DIGITAL LIBRARY
A PROPOSAL TO CREATE A PSEUDO-PARALLEL TEXT CORPUS FOR SIMPLIFYING JAPANESE USING DTW
Kobe University (JAPAN)
About this paper:
Appears in: INTED2023 Proceedings
Publication year: 2023
Pages: 6542-6550
ISBN: 978-84-09-49026-4
ISSN: 2340-1079
doi: 10.21125/inted.2023.1745
Conference name: 17th International Technology, Education and Development Conference
Dates: 6-8 March, 2023
Location: Valencia, Spain
Abstract:
Text simplification is the task of transforming a complex text into a simple text while preserving the meaning of the sentence. It aids second language learners and supports children and people with language disabilities in comprehending texts.

In recent years, many approaches to text simplification have used natural language processing, such as machine translation and text generation. Machine translation require a large parallel corpus. Since there are many learners, there are various kinds of parallel text corpus between different languages, such as Japanese and English. However, there are fewer kinds of corpora between normal and simplified texts in the same language. It is very expensive to create such a corpus. In this study, we propose a method to generate a pseudo-parallel corpus for Japanese text simplification.

As a resource for the corpus, we picked two related news sites. One is a normal news site (https://www3.nhk.or.jp/news/), and another (https://www3.nhk.or.jp/news/easy/) is a website providing simplified articles translated from the normal news site by hand. We hereafter call the latter a simple news site. In our study, we generate a parallel text corpus by selecting a sentence from the normal news site and finding a corresponding one from the simple news site.

The precise procedure for generating the corpus is as follows: First, we split the text from each news site into words and convert them into vectors. The word vectors are calculated using a Word2Vec model trained by news articles. In order to reduce the computational complexity, we compress the 100-dimensional vectors obtained from word2vec to 30 dimensions using principal component analysis. The contribution ratio of the 30-dimensional vectors becomes 94.8%, and we can say that the explanatory power is high enough.

Then, we apply Dynamic Time Warping (DTW) to find correspondence between sentences.
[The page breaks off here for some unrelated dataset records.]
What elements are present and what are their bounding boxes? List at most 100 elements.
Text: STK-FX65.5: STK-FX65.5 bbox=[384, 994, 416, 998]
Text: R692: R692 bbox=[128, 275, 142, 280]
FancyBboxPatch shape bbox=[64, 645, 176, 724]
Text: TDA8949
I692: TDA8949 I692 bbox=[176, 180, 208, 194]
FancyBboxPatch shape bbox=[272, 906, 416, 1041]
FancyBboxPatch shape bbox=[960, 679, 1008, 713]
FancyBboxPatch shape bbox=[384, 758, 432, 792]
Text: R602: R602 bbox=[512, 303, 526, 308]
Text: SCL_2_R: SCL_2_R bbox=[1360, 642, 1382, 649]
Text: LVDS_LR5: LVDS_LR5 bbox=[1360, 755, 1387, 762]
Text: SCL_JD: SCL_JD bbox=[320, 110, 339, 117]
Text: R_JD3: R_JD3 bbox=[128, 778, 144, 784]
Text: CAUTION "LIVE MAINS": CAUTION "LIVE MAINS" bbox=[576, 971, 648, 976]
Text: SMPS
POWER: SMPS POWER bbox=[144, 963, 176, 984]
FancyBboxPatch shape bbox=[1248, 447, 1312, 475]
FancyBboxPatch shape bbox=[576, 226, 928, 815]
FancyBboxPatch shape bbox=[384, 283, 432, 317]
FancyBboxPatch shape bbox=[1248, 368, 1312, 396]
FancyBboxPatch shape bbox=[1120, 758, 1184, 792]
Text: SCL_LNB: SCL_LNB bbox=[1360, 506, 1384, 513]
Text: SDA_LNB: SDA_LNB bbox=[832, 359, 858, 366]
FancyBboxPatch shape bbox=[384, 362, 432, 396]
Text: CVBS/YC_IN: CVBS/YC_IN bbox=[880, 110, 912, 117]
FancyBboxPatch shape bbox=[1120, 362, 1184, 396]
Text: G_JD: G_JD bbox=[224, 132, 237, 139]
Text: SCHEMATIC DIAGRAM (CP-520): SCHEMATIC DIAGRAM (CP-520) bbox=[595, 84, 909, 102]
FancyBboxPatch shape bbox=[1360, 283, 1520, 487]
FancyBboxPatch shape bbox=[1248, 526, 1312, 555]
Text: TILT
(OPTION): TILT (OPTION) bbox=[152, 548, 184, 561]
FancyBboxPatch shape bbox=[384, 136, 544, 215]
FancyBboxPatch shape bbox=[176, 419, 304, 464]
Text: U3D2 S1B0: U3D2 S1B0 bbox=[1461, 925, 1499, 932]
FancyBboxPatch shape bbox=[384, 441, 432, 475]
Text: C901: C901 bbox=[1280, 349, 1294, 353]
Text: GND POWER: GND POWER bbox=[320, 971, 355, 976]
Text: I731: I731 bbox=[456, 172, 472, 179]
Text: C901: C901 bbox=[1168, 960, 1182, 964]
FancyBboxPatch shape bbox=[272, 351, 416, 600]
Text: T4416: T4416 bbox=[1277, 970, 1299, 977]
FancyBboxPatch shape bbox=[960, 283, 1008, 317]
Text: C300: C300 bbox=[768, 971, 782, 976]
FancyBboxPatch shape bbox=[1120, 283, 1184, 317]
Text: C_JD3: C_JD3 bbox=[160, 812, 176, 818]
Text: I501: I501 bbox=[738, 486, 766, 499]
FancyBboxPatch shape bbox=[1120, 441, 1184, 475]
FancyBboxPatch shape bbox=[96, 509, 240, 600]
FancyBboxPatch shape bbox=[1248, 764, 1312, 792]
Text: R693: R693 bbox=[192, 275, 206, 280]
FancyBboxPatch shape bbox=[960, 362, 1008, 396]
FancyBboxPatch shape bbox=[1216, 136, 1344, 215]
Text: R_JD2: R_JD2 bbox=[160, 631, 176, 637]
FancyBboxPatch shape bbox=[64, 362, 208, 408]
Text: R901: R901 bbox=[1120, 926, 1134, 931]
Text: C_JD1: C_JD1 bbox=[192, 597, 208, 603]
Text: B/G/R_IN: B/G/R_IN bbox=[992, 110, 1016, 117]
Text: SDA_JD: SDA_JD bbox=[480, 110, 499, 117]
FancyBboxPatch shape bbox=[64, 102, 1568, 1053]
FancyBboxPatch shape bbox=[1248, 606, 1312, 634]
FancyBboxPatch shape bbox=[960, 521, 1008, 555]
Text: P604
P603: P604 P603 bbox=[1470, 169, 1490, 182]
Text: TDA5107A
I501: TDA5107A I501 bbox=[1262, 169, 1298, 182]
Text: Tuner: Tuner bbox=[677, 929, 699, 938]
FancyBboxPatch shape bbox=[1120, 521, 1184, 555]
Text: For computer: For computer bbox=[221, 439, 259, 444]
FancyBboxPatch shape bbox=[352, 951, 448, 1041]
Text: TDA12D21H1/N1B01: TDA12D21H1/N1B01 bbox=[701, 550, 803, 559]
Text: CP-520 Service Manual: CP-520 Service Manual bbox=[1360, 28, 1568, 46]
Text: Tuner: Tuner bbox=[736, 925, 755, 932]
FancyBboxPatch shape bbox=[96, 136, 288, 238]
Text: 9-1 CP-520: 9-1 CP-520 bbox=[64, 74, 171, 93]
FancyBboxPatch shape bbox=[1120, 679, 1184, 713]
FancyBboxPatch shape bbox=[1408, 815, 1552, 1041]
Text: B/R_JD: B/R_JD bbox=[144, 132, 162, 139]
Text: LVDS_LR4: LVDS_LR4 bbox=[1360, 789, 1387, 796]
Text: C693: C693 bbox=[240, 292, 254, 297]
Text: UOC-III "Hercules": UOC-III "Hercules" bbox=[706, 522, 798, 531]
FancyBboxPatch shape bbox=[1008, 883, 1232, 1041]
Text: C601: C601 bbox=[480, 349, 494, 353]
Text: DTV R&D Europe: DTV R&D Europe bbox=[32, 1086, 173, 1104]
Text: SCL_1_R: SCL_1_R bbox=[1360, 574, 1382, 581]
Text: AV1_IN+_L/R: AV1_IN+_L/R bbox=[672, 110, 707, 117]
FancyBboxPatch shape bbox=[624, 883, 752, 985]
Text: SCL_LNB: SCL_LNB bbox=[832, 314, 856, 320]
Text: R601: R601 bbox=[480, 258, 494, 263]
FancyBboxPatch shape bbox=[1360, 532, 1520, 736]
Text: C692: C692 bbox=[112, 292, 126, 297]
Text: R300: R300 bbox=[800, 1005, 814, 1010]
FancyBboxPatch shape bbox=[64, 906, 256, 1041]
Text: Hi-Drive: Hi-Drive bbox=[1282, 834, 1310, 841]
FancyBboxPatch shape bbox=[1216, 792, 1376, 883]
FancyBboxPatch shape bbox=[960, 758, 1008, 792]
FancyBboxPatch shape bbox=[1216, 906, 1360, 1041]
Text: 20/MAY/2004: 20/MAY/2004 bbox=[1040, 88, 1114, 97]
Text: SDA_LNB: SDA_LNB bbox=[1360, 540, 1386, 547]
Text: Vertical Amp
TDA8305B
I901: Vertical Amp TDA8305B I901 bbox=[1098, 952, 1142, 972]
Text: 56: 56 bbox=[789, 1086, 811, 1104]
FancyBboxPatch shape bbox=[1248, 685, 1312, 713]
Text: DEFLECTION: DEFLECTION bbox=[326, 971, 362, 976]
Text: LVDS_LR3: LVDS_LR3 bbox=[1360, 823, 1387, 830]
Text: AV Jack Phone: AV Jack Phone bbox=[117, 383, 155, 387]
DTW is a method to find the shortest distance paths between each point in time-series data. This time, we treat a sequence of word vectors of a sentence as time series data and can regard the resulting paths as correspondence between words. Finally, we can define a pseudo-parallel text corpus by sets of a sentence on a normal news site and a corresponding word sequence on a simple news site.

To confirm that the meanings of sentence pairs in the corpus are unchanged, we measured the similarity between DTW and Word Mover's Distance (WMD). The degree of similarity in DTW increases as the word order matches, but WMD is unrelated to the word order. The closer the vector distribution, the higher the WMD similarity. In short, DTW and WMD have different indices. However, the correlation coefficient becomes 0.83, indicating a strong correlation. From these experiments, we can say that the proposed method of generating a pseudo-parallel text corpus is useful.
Keywords:
Text Simplification, Dynamic Time Warping, Word Mover's Distance, Japanese Language Learner.